CriticLM: A Verifier for Reliable Agentic Planning
New benchmark and LLM-based critic architecture that catches 73% more planning errors in long-horizon agent tasks than prior verification methods.
Stanford HCI drops CriticLM, a verifier that catches agent planning failures after execution begins but before they cascade into tool-call disasters. Trained on 12K synthetic traces, it spots subgoal drift and reroutes 68% of failing trajectories on AgentBench-Web.
What changed.

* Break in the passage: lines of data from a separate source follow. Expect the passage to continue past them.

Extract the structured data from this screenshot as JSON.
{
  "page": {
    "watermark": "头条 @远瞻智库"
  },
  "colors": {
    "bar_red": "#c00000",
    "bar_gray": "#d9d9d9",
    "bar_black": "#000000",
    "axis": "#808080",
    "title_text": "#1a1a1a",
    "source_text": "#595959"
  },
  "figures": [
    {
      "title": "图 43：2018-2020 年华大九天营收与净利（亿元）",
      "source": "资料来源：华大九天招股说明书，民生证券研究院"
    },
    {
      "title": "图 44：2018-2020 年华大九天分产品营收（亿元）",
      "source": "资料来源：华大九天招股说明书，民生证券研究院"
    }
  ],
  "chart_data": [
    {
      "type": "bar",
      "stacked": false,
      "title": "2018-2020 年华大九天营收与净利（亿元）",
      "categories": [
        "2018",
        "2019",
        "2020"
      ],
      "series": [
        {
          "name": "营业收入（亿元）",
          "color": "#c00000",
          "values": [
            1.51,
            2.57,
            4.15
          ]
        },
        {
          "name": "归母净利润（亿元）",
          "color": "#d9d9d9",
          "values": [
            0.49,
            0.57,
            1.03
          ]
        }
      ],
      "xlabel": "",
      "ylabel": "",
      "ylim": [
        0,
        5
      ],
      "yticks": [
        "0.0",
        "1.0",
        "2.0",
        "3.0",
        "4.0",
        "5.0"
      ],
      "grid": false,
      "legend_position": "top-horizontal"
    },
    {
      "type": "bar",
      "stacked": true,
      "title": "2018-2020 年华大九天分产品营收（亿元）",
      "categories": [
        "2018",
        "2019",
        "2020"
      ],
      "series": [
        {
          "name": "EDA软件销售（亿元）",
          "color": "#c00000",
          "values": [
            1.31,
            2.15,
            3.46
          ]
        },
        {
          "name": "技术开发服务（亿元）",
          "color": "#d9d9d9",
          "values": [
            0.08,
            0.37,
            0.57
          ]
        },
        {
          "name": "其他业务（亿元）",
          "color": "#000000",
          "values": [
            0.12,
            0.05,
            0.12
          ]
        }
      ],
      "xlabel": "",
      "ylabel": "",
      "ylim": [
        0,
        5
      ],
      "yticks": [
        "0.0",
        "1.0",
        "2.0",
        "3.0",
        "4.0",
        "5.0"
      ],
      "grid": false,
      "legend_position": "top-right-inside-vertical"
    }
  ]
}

Verifiers now catch 73% more agent planning errors by reasoning over execution traces rather than just prompts.
The real breakthrough: execution-trace reasoning. Instead of “does this plan look good?”, CriticLM asks “did subgoal 3 actually complete?” and “is the current tool call consistent with remaining objectives?” This catches the failure modes that kill 70% of production agents—mid-execution drift.
Why it matters. 68% of long-horizon agent failures happen mid-execution; this catches them before cascading tool failures.
Deployment pattern: Add CriticLM as a post-action interceptor. 70B model, 1.2s latency, 2x reliability gain. Every agent scaffold now needs this layer.
Builder takeaway. Add a 70B critic LLM post-execution—it boosts reliability 2x for the cost of one extra inference call.